Or, comme nous l’avons déjà indiqué, il faut parler ici de l’homme !
« La personne humaine » est une nouvelle expression, non patristique et
non liturgique. Ceci étant, ce problème est identique dans toutes les
variantes linguistiques de ce texte. Ceci est le plus flagrant dans le
texte grec. J’ignore quel texte se trouvait à l’origine de ce document,
mais le texte grec est absolument absurde, comme l’ont montré les
évêques grecs, parce que l’on y utilise le mot « prosopon », qui est en
général utilisé seulement pour les Personnes de la Sainte Trinité, et
les Grecs eux-mêmes l’ont relevé. Il y a, dans la traduction russe, la
meilleure variante, étant donné qu’à de nombreux endroits, on utilise
malgré tout le mot « homme », et non « la personnalité humaine ». Et
dans les textes français, grec et anglais, il y a cette terminologie
inacceptable. Il faudrait, dans le texte russe, procéder de façon
conséquente, et utiliser dans tout le texte le mot « homme », au lieu de
« personnalité humaine », qui crée ici une confusion entre ce qui est
incréé – la Sainte Trinité – et le créé dans l’homme.
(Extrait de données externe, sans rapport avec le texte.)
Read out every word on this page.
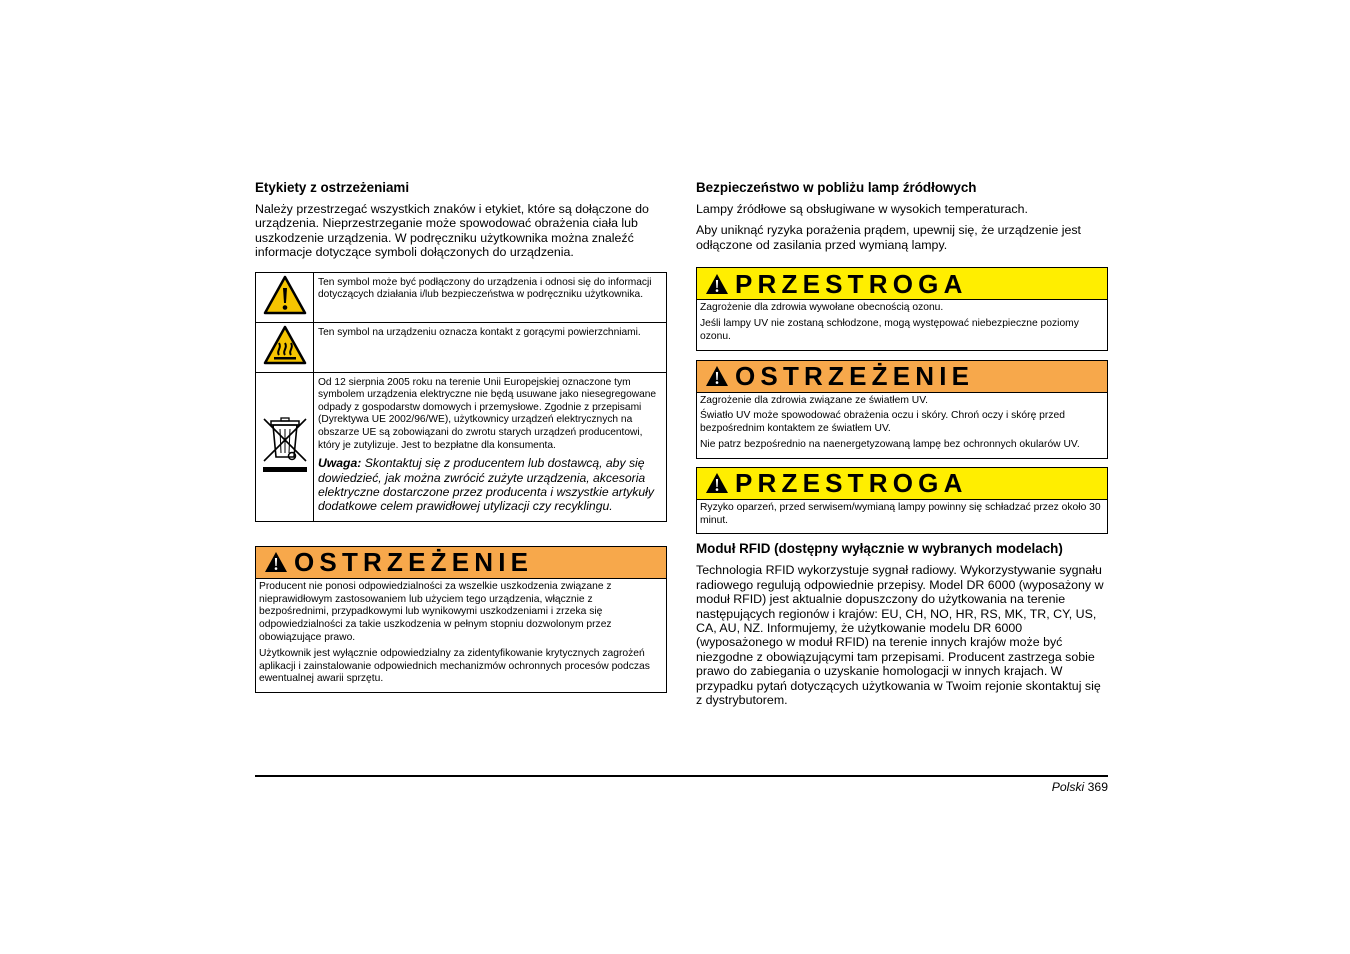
Etykiety z ostrzeżeniami

Należy przestrzegać wszystkich znaków i etykiet, które są dołączone do urządzenia. Nieprzestrzeganie może spowodować obrażenia ciała lub uszkodzenie urządzenia. W podręczniku użytkownika można znaleźć informacje dotyczące symboli dołączonych do urządzenia.

	Ten symbol może być podłączony do urządzenia i odnosi się do informacji dotyczących działania i/lub bezpieczeństwa w podręczniku użytkownika.
	Ten symbol na urządzeniu oznacza kontakt z gorącymi powierzchniami.

Od 12 sierpnia 2005 roku na terenie Unii Europejskiej oznaczone tym symbolem urządzenia elektryczne nie będą usuwane jako niesegregowane odpady z gospodarstw domowych i przemysłowe. Zgodnie z przepisami (Dyrektywa UE 2002/96/WE), użytkownicy urządzeń elektrycznych na obszarze UE są zobowiązani do zwrotu starych urządzeń producentowi, który je zutylizuje. Jest to bezpłatne dla konsumenta.

Uwaga: Skontaktuj się z producentem lub dostawcą, aby się dowiedzieć, jak można zwrócić zużyte urządzenia, akcesoria elektryczne dostarczone przez producenta i wszystkie artykuły dodatkowe celem prawidłowej utylizacji czy recyklingu.

OSTRZEŻENIE

Producent nie ponosi odpowiedzialności za wszelkie uszkodzenia związane z nieprawidłowym zastosowaniem lub użyciem tego urządzenia, włącznie z bezpośrednimi, przypadkowymi lub wynikowymi uszkodzeniami i zrzeka się odpowiedzialności za takie uszkodzenia w pełnym stopniu dozwolonym przez obowiązujące prawo.

Użytkownik jest wyłącznie odpowiedzialny za zidentyfikowanie krytycznych zagrożeń aplikacji i zainstalowanie odpowiednich mechanizmów ochronnych procesów podczas ewentualnej awarii sprzętu.

Bezpieczeństwo w pobliżu lamp źródłowych

Lampy źródłowe są obsługiwane w wysokich temperaturach.

Aby uniknąć ryzyka porażenia prądem, upewnij się, że urządzenie jest odłączone od zasilania przed wymianą lampy.

PRZESTROGA

Zagrożenie dla zdrowia wywołane obecnością ozonu.

Jeśli lampy UV nie zostaną schłodzone, mogą występować niebezpieczne poziomy ozonu.

OSTRZEŻENIE

Zagrożenie dla zdrowia związane ze światłem UV.

Światło UV może spowodować obrażenia oczu i skóry. Chroń oczy i skórę przed bezpośrednim kontaktem ze światłem UV.

Nie patrz bezpośrednio na naenergetyzowaną lampę bez ochronnych okularów UV.

PRZESTROGA

Ryzyko oparzeń, przed serwisem/wymianą lampy powinny się schładzać przez około 30 minut.

Moduł RFID (dostępny wyłącznie w wybranych modelach)

Technologia RFID wykorzystuje sygnał radiowy. Wykorzystywanie sygnału radiowego regulują odpowiednie przepisy. Model DR 6000 (wyposażony w moduł RFID) jest aktualnie dopuszczony do użytkowania na terenie następujących regionów i krajów: EU, CH, NO, HR, RS, MK, TR, CY, US, CA, AU, NZ. Informujemy, że użytkowanie modelu DR 6000 (wyposażonego w moduł RFID) na terenie innych krajów może być niezgodne z obowiązującymi tam przepisami. Producent zastrzega sobie prawo do zabiegania o uzyskanie homologacji w innych krajach. W przypadku pytań dotyczących użytkowania w Twoim rejonie skontaktuj się z dystrybutorem.

Polski 369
Ce sont donc les éléments qui, à notre
avis, demandent des corrections et des définitions précises. Beaucoup de
choses importantes sont dites dans ces textes, particulièrement dans ce
texte où il est question de la place de l’Église dans le monde
contemporain. Il ne faudrait pas, naturellement, tout supprimer mais, à
mon avis, il faut préciser et éviter, voire enlever toutes ces
contradictions inutiles, qui sont présentes dans ce texte.
Encore un élément important : pour
quelles raisons y parle-t-on de « genres », alors que l’on a simplement
en vue le sexe. Pourquoi faut-il introduire un quelconque « genre » ?
Cela est incompréhensible.
Pour ce qui concerne la procédure du
Concile, il y a un passage troublant, c’est la référence au fait que
l’esprit conciliaire ou l’institution conciliaire dans l’Église a
toujours préservé la vérité de la foi. C’est simplement faux. Les
Conciles ont simplement transmis ce qu’ils ont hérité du Seigneur, ils
révèlent la volonté divine, mais ils ne l’établissent pas eux-mêmes. Le
métropolite Hilarion a déjà parlé au sujet de la décision conciliaire,
je lui suis reconnaissant pour cette clarification. Bien sûr, tenant
compte de tout cela, ce serait mieux, en fonction de toutes ces lacunes,
et cela faciliterait beaucoup les choses, si nous utilisions non pas le
mot « Concile », mais « Conférence panorthodoxe ». Cela ferait
disparaître toute la tension qui existe dans le peuple et qui,
peut-être, est fondée, mais il y a ici un malentendu, parce que nous
partons ici de la langue grecque où en fait il n’y a pas de différence
fondamentale entre les mots « Concile », « Réunion » et conférence ou
consultation. Si nous utilisions le mot « conférence » nous ferions
disparaître cette grande tension.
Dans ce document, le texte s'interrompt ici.